Below are photos of one design and the process of going from 2D into 3D.
Also, I made a document of some physics research I found from readings in an old textbook and some videos about inertia, gravity, and potential/kenetic energy.
Below is a button that links to a folder of images and video documenting the three designs I developed for the project. The three designs are loosely named. Shell Chute, Confetti Prism, and Whirly Drop.
Shell Chute's design integrates a parachute. Parachutes are used in a lot of ways, but one of the most known is providing safe landing for skydivers. Although cardboard is not the same as a nylon, fabric, or woven soft-good the principle involved is a reduction in velocity by generating a drag on the object in free-fall. One innovative usage of cardboard developed for this design is taking a long strip of cardboard and using it as a string. The string method is used to apply tension to the chute, harness, and connect the harness to the chute.

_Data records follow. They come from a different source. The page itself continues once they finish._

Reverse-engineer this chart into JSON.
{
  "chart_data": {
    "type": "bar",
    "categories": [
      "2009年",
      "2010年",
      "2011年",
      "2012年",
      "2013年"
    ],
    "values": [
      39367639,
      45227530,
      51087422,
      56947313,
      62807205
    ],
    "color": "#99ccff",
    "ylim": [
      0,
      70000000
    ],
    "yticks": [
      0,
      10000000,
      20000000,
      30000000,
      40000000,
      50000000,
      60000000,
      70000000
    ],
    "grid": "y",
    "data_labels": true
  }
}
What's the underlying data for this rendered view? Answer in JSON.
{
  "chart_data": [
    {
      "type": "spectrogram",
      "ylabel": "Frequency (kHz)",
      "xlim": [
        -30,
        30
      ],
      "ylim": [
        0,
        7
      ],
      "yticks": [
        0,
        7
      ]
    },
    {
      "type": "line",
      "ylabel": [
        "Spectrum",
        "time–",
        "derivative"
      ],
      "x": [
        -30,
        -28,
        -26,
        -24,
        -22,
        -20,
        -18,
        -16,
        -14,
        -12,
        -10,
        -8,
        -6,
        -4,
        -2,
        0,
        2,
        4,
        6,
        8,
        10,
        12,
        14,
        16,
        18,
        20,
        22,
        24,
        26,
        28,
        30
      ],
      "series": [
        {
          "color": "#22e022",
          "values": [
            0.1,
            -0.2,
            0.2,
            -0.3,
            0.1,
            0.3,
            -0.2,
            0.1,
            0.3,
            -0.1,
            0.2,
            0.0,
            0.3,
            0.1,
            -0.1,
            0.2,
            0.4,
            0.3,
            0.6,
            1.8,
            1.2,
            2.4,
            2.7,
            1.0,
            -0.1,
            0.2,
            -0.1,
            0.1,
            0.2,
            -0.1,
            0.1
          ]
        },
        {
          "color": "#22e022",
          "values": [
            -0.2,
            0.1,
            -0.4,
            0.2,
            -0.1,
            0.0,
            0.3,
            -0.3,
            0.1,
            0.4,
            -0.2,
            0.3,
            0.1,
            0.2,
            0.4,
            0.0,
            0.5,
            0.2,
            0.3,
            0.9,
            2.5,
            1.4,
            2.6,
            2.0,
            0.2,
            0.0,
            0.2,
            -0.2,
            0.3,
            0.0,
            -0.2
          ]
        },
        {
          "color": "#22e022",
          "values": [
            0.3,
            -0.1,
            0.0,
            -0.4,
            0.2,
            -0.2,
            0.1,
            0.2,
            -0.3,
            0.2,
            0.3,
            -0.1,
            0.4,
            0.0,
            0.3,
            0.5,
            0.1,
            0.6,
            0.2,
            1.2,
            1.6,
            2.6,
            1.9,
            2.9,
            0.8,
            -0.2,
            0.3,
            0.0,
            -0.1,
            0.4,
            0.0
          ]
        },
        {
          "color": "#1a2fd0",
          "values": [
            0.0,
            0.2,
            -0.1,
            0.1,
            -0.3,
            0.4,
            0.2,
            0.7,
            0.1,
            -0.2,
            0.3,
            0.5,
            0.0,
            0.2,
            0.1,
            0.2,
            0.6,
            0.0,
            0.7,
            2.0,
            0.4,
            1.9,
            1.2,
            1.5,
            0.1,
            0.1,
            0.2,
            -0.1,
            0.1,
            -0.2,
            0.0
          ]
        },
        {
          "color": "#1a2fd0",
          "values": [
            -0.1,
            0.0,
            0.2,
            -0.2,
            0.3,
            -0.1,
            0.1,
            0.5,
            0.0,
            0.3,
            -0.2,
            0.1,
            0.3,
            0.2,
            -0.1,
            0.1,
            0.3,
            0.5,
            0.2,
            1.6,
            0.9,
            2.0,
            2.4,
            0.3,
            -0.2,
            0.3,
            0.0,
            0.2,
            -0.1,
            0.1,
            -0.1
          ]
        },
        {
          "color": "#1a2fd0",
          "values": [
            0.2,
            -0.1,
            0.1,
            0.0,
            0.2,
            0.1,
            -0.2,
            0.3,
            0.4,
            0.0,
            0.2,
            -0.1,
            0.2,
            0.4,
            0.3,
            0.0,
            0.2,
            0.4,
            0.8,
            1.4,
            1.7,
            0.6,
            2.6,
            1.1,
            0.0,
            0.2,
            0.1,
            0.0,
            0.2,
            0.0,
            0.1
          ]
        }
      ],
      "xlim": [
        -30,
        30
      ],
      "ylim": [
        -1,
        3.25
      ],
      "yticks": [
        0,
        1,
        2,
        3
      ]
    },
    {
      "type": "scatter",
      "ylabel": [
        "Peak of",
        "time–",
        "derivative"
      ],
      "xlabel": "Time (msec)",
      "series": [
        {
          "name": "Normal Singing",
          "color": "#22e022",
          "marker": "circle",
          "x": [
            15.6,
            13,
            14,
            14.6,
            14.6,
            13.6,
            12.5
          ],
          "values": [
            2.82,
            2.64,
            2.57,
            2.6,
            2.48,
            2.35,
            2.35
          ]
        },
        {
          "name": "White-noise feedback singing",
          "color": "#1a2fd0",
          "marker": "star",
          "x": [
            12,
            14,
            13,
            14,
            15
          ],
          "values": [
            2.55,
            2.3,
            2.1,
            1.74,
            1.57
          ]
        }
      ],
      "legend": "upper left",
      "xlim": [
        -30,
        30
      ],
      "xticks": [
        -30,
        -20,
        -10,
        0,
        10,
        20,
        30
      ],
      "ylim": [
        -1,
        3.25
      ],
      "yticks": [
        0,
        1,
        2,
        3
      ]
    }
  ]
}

Confetti Prism is different than Shell Cute and Whirly Drop. Instead of cardboard surrounding an egg that acts as an armor, Confetti Prism operates by catching an unprotected egg that is in free fall. Confetti Prism is places on the floor awaiting the egg to be dropped from above into it. A soft thin accumulation of crumbled, bent, and twisted strips of cardboard, talkto as "confetti" are packed into a open top triangular cylinder, which I call the prism. The prism has slots along the side walls on all three sides. These are used to create a "stop" or "shelf" which the confetti rests upon.
Whirly Drop takes the first geometric form and adds to it "blades" or "wings." The user inserts the egg into the "core" which then slides into two larger sheets of cardboard. Instructions are to twist the form at the point of release. This design increases drag and incorporates angular motion into the fall, greatly reducing the velocity of the falling egg in its protective form by design.